Around Arthur Avenue, in the Bronx, the Italian community has taken over a neighbourhood once dominated by the Irish. The two immigrant groups have shared the city for many generations in reasonable harmony. People from both, largely Catholic, communities have frequently intermarried, and today's match has some of the hallmarks of an English derby game: families with split loyalties watching television, sharing the same settee, but wearing different colours.

At work, too, Italians and Irish have to rub shoulders. At Elaine's Bar on Second Avenue, the head waiter Giacomo Lodi, whose nephew Luigi Apolloni is in the Italian squad, at least has a ticket for the game, which is more than his Irish bar staff can claim between them. He has a photograph of his famous nephew pinned to his waistcoat for the evening shift.

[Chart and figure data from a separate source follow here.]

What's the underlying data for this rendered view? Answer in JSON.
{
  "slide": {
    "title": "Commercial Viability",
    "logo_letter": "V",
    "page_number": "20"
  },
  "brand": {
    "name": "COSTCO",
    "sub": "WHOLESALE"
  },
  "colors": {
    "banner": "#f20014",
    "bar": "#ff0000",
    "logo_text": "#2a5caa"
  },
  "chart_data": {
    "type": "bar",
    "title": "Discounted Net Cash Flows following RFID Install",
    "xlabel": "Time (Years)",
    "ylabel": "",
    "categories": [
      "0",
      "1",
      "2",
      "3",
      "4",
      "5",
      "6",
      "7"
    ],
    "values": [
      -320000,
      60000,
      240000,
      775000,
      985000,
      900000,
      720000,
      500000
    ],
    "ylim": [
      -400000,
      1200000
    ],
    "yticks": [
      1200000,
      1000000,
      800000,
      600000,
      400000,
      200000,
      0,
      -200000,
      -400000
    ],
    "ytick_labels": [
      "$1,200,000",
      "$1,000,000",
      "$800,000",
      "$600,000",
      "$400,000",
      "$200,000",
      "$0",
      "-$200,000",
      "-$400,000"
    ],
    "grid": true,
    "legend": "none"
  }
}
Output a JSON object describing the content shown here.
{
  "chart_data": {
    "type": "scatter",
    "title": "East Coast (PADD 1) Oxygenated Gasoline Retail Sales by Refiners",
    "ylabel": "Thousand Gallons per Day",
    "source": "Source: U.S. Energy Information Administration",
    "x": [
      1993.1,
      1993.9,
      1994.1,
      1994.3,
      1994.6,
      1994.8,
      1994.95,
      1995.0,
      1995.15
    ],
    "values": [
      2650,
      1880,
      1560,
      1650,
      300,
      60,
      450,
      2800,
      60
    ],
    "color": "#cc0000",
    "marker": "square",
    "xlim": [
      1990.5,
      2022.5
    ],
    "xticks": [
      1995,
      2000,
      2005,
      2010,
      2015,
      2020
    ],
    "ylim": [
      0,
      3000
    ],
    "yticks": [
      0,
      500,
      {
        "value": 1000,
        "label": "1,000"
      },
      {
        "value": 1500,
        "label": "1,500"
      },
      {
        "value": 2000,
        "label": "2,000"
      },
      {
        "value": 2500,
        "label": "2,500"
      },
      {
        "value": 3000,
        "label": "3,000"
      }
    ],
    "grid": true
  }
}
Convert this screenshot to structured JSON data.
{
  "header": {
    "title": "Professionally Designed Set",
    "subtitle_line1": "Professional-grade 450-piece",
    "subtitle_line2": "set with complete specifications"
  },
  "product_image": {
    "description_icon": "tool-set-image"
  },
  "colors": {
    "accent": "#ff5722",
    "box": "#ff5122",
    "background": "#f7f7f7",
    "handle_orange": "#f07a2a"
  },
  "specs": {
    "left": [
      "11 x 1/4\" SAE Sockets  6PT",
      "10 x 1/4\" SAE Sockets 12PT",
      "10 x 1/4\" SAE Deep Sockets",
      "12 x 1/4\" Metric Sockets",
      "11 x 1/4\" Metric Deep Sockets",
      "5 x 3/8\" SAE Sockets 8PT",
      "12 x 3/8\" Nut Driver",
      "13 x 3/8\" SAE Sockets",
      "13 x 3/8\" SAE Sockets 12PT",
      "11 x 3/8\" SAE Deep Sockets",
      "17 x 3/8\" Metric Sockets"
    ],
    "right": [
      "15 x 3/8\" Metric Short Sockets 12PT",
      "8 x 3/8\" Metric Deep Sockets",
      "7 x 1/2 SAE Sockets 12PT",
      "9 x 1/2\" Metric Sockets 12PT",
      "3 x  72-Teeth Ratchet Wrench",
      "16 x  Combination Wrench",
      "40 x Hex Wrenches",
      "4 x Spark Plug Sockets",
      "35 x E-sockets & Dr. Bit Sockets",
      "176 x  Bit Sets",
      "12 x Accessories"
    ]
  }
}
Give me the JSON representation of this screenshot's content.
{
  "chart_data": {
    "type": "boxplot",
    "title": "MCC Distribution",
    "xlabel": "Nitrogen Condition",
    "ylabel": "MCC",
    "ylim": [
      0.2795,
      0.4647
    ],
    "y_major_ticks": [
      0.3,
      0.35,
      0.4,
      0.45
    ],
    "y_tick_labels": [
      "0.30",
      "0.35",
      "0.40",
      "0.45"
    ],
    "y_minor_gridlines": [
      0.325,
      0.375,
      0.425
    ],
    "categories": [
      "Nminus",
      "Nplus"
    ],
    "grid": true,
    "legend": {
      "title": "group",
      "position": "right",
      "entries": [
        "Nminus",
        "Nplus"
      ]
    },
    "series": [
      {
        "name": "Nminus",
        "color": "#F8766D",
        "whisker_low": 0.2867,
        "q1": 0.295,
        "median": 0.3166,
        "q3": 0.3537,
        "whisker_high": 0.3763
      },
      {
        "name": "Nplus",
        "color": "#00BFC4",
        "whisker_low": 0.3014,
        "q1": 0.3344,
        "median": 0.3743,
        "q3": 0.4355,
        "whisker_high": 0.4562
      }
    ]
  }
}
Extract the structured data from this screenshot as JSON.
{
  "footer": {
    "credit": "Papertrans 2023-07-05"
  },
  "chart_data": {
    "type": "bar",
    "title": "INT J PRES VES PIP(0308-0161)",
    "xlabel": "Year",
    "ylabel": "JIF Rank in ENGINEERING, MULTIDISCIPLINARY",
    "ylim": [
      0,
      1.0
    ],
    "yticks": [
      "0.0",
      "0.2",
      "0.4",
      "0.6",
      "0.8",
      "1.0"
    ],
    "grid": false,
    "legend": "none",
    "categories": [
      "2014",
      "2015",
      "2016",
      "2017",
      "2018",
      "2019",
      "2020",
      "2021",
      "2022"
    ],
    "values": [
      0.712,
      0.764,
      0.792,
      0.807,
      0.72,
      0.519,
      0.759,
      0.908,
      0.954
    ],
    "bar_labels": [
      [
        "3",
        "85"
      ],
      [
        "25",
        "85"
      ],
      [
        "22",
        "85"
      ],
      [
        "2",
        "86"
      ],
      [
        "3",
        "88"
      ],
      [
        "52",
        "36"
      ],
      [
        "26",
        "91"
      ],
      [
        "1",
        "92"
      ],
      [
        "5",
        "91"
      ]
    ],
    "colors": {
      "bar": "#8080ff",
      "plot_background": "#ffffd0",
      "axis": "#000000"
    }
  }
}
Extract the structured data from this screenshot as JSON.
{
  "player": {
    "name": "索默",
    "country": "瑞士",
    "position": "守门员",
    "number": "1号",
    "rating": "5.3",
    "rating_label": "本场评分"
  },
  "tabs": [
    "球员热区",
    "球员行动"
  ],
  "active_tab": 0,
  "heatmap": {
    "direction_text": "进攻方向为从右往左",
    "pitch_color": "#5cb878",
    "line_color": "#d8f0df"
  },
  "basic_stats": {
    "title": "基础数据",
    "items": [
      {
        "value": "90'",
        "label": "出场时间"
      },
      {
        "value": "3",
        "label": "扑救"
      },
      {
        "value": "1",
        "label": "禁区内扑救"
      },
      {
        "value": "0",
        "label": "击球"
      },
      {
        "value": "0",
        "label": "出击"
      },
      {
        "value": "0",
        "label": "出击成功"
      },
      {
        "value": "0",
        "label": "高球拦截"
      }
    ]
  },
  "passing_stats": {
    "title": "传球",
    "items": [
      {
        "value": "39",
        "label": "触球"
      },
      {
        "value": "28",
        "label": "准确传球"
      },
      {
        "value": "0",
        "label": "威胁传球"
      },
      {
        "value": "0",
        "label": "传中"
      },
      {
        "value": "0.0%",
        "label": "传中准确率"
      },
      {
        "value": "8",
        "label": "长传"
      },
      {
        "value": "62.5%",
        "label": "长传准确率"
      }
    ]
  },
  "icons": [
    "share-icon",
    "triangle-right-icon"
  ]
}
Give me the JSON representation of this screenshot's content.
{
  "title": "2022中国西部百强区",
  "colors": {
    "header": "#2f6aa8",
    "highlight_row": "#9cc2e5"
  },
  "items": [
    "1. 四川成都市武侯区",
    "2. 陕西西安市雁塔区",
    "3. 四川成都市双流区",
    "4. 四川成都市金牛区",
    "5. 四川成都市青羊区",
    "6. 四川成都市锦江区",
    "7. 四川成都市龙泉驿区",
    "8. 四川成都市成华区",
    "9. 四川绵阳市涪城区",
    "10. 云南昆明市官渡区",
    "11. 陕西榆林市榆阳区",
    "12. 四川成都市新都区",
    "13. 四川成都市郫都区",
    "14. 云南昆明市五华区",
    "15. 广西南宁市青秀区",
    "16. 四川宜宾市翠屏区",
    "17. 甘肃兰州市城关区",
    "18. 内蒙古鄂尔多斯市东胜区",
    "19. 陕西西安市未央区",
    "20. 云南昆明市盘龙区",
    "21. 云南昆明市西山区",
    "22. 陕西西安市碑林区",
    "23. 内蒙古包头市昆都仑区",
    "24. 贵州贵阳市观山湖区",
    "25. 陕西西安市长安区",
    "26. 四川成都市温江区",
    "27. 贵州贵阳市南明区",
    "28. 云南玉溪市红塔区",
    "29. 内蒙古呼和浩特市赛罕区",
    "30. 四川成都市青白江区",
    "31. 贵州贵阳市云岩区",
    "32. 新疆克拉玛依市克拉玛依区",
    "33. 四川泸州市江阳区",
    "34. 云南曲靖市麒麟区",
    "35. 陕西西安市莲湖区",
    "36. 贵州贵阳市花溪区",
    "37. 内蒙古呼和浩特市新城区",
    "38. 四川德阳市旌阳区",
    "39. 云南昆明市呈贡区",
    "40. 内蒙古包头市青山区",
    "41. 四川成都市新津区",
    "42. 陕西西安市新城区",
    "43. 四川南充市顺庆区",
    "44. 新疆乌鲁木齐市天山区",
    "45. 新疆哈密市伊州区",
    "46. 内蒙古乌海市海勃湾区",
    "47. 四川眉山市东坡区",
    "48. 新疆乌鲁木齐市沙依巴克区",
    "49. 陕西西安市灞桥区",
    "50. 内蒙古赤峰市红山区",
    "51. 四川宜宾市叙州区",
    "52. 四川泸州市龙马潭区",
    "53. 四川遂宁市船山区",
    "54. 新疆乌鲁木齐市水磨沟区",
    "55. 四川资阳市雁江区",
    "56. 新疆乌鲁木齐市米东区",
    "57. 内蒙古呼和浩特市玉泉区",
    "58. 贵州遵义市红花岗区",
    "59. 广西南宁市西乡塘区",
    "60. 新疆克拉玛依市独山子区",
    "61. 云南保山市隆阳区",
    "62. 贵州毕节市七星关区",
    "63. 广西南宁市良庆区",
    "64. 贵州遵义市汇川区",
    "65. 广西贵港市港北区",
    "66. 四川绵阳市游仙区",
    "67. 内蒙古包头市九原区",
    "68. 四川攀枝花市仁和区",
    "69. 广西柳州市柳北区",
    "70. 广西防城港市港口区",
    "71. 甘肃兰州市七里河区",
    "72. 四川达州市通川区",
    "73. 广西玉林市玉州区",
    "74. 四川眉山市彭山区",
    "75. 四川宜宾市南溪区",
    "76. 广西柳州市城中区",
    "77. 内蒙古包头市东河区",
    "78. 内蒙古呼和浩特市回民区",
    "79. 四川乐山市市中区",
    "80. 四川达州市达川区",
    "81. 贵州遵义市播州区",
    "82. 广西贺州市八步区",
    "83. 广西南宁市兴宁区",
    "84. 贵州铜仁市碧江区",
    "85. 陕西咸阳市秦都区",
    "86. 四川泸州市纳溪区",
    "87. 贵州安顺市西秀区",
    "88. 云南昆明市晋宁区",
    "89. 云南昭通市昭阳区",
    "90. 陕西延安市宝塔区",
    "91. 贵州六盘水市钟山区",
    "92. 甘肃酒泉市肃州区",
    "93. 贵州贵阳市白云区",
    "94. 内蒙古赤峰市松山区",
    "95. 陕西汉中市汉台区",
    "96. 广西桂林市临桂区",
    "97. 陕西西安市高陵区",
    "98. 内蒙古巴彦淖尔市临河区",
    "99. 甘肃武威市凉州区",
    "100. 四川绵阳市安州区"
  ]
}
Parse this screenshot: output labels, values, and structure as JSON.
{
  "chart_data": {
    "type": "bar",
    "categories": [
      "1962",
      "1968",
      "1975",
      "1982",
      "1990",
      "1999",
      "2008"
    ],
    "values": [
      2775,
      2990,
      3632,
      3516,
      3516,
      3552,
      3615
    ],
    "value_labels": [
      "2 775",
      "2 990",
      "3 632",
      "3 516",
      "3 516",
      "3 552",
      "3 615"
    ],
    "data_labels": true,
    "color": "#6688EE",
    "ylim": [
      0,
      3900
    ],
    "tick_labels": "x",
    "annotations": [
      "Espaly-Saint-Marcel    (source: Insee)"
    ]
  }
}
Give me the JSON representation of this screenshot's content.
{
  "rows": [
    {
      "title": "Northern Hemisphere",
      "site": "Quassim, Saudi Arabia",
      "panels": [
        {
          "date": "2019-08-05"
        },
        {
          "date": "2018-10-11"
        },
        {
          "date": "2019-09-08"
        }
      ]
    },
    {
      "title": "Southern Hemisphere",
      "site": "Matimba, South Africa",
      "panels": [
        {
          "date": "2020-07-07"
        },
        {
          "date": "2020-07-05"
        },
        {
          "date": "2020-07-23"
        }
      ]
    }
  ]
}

But, of course, New York isn't half Irish or half Italian any more, if it ever was. These days it's largely Hispanic or black. The Hispanic community has arrived more recently and maintains a strong enthusiasm for football, yet the city as a whole still seems largely unaware of the impending World Cup. It's like arriving at a party where the hosts forgot to invite themselves.

With an expected global television audience of up to two billion, American businesses find the worldwide soccer market increasingly hard to ignore. But for most of America, the World Cup looks like hardly registering on the

Richter scale of sporting entertainment. Fifa may be around dollars 300m better off at the end of it all - and no doubt that's why we're here - but though football may have opened the wallets of the sponsors, it does not look like entering the souls of Americans. They have more than enough distractions already.

New York, for example, turns over big sports events faster than a street corner stall does hamburgers. Just this week, the city's ice hockey team, the New York Rangers, won the Stanley Cup at Madison Square Garden, claiming a

trophy that had eluded them for 54 years, and triggering a ticker- tape reception on Seventh Avenue like the end of World War Two.

At the same venue, the following night, the Knicks, the local basketball team, had a huge crunch game in another series, and the New York Mets seem to play baseball every night. So what's so special about this soccer game on a Saturday afternoon?

Really one cannot imagine any of the world's cities outside of North America not being dominated by an event like the World Cup. Yet, despite the hordes of football fans already here, and the long-standing presence of the Irish and Italian communities in the city, New York looks as if, like the rest of America, it will gladly 'do the business' but keep its heart well away from its wallet.